Granulocyte | Monocyte | Lymphocyte |
---|---|---|
259 | 9 | 23 |
14 | 6 | 1 |
5 | 2 | 26 |
In each step, our confusion matrix appears to be a little better, and the metrics that we introduced in the main text improve as well. In the Classifier output
window, you can see that the accuracy has increased to 84.3%, while the weighted average of precision and recall over all three classes have increased to 0.857 and 0.843, respectively.
All this dimension reduction may make us wonder how far we should take it — should we reduce everything down to a single dimension? Yet if we remove Var6
through Var10
, we see that our confusion matrix gets a little worse:
Granulocyte | Monocyte | Lymphocyte |
---|---|---|
261 | 13 | 17 |
13 | 8 | 0 |
16 | 2 | 17 |
And if we take the number of dimensions down to three, it gets a little worse still:
Granulocyte | Monocyte | Lymphocyte |
---|---|---|
257 | 15 | 19 |
16 | 5 | 0 |
20 | 0 | 13 |
We have therefore replicated an instance of a very deep fact in data science, which is that there is typically a “Goldilocks” value in the number of dimensions we should use for our PCA hyperplane, at which the algorithm is performing optimally. In the case of this WBC image dataset, that sweet spot value is around 10.
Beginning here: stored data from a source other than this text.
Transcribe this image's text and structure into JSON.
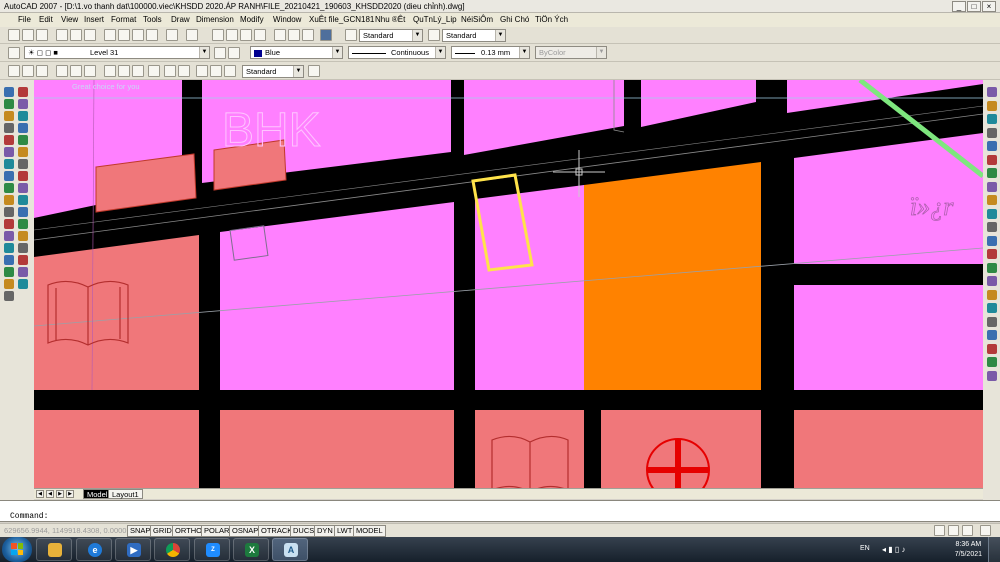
{
  "window": {
    "title": "AutoCAD 2007 - [D:\\1.vo thanh dat\\100000.viec\\KHSDD 2020.ÁP RANH\\FILE_20210421_190603_KHSDD2020 (dieu chỉnh).dwg]",
    "controls": [
      "_",
      "□",
      "×"
    ]
  },
  "menu": [
    "File",
    "Edit",
    "View",
    "Insert",
    "Format",
    "Tools",
    "Draw",
    "Dimension",
    "Modify",
    "Window",
    "XuÊt file_GCN181",
    "Nhu ®Êt",
    "QuTnLý_Lip",
    "NéiSiÔm",
    "Ghi Chó",
    "TiÖn Ých"
  ],
  "toolbar_styles": {
    "text_style": "Standard",
    "dim_style": "Standard"
  },
  "layers_toolbar": {
    "layer": "Level 31",
    "color": "Blue",
    "linetype": "Continuous",
    "lineweight": "0.13 mm",
    "plotstyle": "ByColor"
  },
  "dim_toolbar": {
    "style": "Standard"
  },
  "canvas": {
    "watermark": "Great choice for you",
    "label_bhk": "BHK",
    "label_cursive": "ï»¿r"
  },
  "tabs": [
    "Model",
    "Layout1"
  ],
  "active_tab": "Model",
  "command": {
    "label": "Command:"
  },
  "status": {
    "coords": "629656.9944, 1149918.4308, 0.0000",
    "toggles": [
      "SNAP",
      "GRID",
      "ORTHO",
      "POLAR",
      "OSNAP",
      "OTRACK",
      "DUCS",
      "DYN",
      "LWT",
      "MODEL"
    ]
  },
  "taskbar": {
    "apps": [
      "explorer-icon",
      "ie-icon",
      "media-player-icon",
      "chrome-icon",
      "zalo-icon",
      "excel-icon",
      "autocad-icon"
    ],
    "language": "EN",
    "time": "8:36 AM",
    "date": "7/5/2021"
  },
  "colors": {
    "road": "#000000",
    "residential": "#ff80ff",
    "commercial": "#f0777a",
    "public": "#ff8200",
    "selection": "#ffe34a",
    "transmission_line": "#7ee67e",
    "medical": "#e60000"
  }
}
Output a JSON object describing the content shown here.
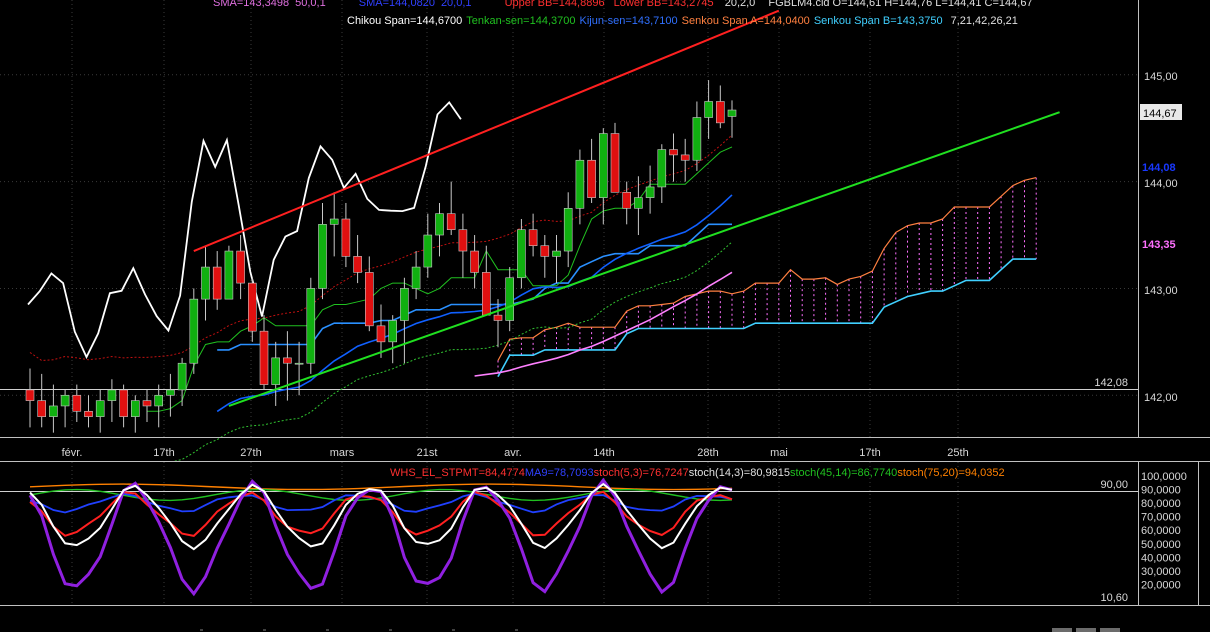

Note: If anything is still unclear about using Weka and exploring its output, Jen Golbeck made an excellent Youtube video that you may like to check out.
STOP: There are two other considerations that we should take into account: the value of k in our k-nearest neighbors approach (which has defaulted to 1) and the number of folds f used (which has defaulted to 10). We encourage you to continue running the k-NN classifier for a few different values of k and f (which can range from 2 to 365). What do you find? Does it match your intuition? And what happens if we try a different classifier entirely?
Subclassifying images by cell type
We classified our WBC images by family, but granulocytes further subdivide into three classes (basophils, eosinophils, and neutrophils). This means that we could just as well have classified images into five categories corresponding to cell type.
To do so, click the Preprocess
tab at the top of the Weka explorer window. Click Open File
again, and open your WBC_PCA.arff
file. (It has not been modified by Weka.) This time, under Attributes
, remove FILENAME
, FAMILY
, and the variables Var11
through Var344
.
Then, click Classify
, and again run k-NN with k = 1 and the number of folds equal to 10, making sure to select (Nom) TYPE
as your variable to classify. As we return to the main text, we ask you to reflect on the results.
STOP: What are the accuracy, precision, and recall of this classifier? How does the confusion matrix compare to the one that we produced for three classes? From a biological perspective, why do you think that the algorithm is struggling?